You should never under-estimate the religious right. I recently wondered out loud: "How long before religious right leaders urge a ban on gay marriage because it is inflaming Islamist terrorism?" I was a couple years too late. Chuck Colson wrote the following in October 2004:

"One vital goal of the war in Iraq, and the war against terrorism, is to bring democracy to the heart of the Islamic world. Our hope is to make freedom so attractive that other Muslim countries will follow suit. But when radical Islamists see American women abusing Muslim men, as they did in the Abu Ghraib prison, and when they see news coverage of same-sex couples being "married" in U.S. towns, we make our kind of freedom abhorrent ‚Äî the kind they see as a blot on Allah’s creation.
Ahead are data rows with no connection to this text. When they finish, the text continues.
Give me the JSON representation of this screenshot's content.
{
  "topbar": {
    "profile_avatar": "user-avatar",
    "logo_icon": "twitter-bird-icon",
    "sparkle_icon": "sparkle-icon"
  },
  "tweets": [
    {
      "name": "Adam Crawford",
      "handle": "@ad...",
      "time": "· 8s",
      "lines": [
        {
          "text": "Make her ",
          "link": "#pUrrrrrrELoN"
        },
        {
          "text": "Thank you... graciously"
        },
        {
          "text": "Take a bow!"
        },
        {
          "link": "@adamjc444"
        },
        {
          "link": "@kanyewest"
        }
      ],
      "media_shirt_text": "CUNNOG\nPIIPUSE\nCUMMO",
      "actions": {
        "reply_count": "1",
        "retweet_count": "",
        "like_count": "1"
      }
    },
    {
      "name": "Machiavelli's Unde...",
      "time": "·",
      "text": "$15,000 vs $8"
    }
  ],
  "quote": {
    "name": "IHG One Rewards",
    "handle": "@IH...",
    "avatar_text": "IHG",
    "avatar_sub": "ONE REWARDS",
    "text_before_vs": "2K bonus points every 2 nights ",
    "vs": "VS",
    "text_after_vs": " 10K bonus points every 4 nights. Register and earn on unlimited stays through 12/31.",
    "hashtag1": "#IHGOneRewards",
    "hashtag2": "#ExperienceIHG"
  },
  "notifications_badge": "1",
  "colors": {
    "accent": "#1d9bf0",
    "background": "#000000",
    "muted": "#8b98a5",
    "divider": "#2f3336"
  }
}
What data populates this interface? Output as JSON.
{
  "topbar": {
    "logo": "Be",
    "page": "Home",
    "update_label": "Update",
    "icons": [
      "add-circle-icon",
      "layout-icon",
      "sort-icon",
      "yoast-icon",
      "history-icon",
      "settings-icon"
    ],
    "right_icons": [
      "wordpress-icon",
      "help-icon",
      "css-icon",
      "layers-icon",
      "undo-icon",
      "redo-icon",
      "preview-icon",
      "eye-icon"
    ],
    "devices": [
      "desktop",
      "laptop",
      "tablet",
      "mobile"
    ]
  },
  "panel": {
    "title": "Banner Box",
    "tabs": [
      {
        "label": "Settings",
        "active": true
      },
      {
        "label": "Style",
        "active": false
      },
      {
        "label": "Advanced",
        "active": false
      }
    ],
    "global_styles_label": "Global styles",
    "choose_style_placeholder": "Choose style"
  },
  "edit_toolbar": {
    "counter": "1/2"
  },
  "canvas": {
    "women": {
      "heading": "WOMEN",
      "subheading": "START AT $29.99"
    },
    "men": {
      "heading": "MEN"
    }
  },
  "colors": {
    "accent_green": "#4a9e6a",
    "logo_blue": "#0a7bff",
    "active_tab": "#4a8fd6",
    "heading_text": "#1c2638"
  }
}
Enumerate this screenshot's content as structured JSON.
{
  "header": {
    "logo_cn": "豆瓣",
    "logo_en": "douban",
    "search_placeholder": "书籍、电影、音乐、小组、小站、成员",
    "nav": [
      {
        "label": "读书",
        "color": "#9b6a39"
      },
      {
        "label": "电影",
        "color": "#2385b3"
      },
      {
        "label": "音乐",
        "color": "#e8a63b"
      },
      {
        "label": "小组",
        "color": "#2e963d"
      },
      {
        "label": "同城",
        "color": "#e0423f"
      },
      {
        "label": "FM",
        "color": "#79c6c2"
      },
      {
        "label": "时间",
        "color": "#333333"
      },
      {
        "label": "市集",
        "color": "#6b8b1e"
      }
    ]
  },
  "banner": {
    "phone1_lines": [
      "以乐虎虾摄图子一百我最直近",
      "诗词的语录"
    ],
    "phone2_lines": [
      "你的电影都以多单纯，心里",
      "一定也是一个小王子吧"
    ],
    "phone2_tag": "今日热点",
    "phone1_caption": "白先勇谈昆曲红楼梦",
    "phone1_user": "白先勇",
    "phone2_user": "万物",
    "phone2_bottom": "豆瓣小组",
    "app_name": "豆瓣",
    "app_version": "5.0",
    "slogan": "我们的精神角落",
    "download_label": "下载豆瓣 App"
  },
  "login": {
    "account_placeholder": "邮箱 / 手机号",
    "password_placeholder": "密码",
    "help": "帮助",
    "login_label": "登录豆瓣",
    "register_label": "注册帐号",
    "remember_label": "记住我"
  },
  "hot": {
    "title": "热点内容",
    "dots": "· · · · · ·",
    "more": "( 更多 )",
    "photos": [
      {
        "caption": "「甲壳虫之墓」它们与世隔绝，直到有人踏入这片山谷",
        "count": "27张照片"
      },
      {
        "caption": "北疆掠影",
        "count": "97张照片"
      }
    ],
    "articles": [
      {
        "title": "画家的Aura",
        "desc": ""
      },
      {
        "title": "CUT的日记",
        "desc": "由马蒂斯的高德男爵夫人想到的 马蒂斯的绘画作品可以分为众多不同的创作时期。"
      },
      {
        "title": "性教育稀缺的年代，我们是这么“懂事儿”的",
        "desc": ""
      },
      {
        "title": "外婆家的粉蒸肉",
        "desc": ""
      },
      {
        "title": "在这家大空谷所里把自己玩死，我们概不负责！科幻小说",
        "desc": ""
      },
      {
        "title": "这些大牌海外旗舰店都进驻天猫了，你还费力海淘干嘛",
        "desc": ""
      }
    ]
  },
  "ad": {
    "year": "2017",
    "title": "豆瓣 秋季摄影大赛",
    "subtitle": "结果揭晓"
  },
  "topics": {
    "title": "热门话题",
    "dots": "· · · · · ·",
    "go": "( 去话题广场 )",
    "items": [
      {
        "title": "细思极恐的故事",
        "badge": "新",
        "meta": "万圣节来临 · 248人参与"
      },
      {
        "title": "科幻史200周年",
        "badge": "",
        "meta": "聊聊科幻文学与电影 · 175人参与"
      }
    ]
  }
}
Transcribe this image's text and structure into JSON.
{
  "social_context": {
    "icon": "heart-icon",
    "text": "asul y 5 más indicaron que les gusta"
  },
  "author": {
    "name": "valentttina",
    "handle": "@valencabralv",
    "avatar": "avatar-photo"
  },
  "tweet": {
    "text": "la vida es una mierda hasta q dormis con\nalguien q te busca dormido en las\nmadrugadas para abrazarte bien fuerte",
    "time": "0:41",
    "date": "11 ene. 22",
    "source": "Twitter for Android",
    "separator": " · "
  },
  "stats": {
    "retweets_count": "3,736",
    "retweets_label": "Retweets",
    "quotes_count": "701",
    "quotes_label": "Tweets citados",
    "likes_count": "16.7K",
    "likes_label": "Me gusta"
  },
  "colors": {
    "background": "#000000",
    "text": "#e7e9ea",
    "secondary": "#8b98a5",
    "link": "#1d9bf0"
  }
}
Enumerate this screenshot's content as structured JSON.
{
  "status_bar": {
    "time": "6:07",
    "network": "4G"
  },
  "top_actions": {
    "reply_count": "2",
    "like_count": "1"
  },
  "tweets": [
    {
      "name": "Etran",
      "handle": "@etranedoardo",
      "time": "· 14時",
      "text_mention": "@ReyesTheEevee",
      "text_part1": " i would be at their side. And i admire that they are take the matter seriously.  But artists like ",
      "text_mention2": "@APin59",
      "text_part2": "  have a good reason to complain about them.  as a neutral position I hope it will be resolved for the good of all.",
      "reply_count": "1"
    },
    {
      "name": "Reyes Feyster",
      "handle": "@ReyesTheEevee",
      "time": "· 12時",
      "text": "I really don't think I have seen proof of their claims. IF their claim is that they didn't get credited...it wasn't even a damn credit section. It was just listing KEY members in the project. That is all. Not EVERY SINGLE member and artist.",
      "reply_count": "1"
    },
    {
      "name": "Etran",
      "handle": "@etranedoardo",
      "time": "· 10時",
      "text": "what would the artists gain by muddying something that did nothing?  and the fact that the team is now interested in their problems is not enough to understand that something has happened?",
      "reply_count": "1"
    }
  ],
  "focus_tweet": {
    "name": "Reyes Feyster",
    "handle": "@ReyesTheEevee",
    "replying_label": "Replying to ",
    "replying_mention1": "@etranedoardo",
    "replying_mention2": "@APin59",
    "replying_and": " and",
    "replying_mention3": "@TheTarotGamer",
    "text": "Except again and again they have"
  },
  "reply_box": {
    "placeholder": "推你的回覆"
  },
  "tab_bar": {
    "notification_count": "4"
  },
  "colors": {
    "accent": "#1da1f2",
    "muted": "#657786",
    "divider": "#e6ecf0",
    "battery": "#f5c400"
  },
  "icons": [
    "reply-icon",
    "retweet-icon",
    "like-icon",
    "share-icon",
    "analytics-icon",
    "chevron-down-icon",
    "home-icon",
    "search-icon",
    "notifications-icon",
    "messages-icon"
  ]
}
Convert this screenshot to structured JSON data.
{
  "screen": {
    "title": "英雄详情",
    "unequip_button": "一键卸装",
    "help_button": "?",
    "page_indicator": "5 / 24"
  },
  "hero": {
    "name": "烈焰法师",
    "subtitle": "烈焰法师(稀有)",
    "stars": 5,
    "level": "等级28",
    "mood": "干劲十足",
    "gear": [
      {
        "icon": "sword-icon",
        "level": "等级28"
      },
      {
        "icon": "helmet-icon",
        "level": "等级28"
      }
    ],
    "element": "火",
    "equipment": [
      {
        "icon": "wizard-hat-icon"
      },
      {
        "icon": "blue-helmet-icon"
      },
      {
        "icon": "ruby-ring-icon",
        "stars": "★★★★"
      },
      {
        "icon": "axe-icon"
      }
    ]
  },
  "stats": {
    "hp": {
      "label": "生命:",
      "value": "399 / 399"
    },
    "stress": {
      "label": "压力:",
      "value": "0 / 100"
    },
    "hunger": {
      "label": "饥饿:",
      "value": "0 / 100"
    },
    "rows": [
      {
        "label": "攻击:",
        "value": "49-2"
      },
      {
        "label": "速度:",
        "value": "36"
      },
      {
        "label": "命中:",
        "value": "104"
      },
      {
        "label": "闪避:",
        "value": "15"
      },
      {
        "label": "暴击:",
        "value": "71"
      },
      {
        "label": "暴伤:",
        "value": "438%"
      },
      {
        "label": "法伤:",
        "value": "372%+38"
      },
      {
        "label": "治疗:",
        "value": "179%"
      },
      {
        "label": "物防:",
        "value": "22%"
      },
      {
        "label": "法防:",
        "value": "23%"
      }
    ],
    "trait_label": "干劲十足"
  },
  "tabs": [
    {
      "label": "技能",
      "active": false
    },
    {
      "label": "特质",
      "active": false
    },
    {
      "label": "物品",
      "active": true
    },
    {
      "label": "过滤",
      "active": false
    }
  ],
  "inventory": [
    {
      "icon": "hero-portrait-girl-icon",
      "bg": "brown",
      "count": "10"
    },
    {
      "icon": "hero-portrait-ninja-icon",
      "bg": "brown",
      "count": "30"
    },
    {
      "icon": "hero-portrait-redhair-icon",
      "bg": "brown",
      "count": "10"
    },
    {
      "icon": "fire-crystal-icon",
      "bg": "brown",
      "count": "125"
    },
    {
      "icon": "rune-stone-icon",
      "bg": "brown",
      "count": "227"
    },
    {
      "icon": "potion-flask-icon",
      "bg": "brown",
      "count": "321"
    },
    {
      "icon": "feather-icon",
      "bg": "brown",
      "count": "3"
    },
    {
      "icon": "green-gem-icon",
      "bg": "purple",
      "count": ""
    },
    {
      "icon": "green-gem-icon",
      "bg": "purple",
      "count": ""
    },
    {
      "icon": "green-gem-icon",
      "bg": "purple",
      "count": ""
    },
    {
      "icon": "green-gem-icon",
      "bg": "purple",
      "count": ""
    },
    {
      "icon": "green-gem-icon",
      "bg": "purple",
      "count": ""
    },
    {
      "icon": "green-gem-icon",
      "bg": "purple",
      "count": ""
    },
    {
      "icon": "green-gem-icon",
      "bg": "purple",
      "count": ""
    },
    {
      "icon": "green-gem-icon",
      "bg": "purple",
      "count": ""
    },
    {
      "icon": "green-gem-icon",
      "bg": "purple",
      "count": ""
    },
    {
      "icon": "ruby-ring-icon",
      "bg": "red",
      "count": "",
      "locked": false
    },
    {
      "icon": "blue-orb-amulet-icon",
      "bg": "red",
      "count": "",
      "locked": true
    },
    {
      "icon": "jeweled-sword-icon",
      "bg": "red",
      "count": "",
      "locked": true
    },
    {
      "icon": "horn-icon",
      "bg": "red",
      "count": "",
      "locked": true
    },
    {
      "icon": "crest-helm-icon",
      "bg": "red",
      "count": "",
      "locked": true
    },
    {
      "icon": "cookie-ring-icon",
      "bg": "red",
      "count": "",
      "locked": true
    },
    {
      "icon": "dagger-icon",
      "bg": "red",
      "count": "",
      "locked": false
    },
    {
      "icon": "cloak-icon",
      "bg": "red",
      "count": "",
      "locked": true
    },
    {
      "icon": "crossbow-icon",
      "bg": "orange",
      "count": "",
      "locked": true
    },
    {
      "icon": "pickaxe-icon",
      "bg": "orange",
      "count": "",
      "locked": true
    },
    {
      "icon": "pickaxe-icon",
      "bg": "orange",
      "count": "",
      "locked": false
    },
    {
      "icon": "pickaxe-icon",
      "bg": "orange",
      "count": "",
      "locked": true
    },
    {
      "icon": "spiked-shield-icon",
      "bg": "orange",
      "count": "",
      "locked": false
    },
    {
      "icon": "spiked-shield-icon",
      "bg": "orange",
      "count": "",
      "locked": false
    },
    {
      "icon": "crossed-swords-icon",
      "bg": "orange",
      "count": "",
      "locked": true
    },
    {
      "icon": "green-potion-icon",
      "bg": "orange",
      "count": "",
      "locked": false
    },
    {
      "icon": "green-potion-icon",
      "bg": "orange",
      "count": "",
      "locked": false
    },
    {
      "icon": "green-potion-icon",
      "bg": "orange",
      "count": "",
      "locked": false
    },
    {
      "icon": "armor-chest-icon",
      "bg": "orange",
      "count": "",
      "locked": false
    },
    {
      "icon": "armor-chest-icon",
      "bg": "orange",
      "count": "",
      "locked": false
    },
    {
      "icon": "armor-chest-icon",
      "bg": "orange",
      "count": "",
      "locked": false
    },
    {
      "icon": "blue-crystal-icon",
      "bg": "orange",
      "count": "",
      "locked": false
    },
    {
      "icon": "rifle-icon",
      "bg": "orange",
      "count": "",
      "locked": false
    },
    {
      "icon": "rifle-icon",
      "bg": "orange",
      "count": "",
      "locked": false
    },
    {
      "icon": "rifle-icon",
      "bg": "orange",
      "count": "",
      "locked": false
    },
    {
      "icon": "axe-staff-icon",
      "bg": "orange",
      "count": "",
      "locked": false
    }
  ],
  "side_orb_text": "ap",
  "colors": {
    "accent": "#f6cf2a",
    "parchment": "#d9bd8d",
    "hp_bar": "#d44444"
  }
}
Preserving traditional marriage in order to protect children is a crucially important goal by itself. But it’s also about protecting the United States from those who would use our depravity to destroy us. We must not give up simply because the Senate voted down the FMA. It took William Wilberforce and his allies 20 years to shut down Britain’s slave trade; it will take years to win the battle for traditional marriage."

The equation of my commitment to my fiance with that of the torture in Abu Ghraib is unsurprising coming from a Christianist, but it is morally abhorrent nonetheless. I’m sure that Mr Colson has done great work with prisoners. But the notion that a commitment to another human being for life is "depravity" is itself depraved. (Hat tip: PFAW.)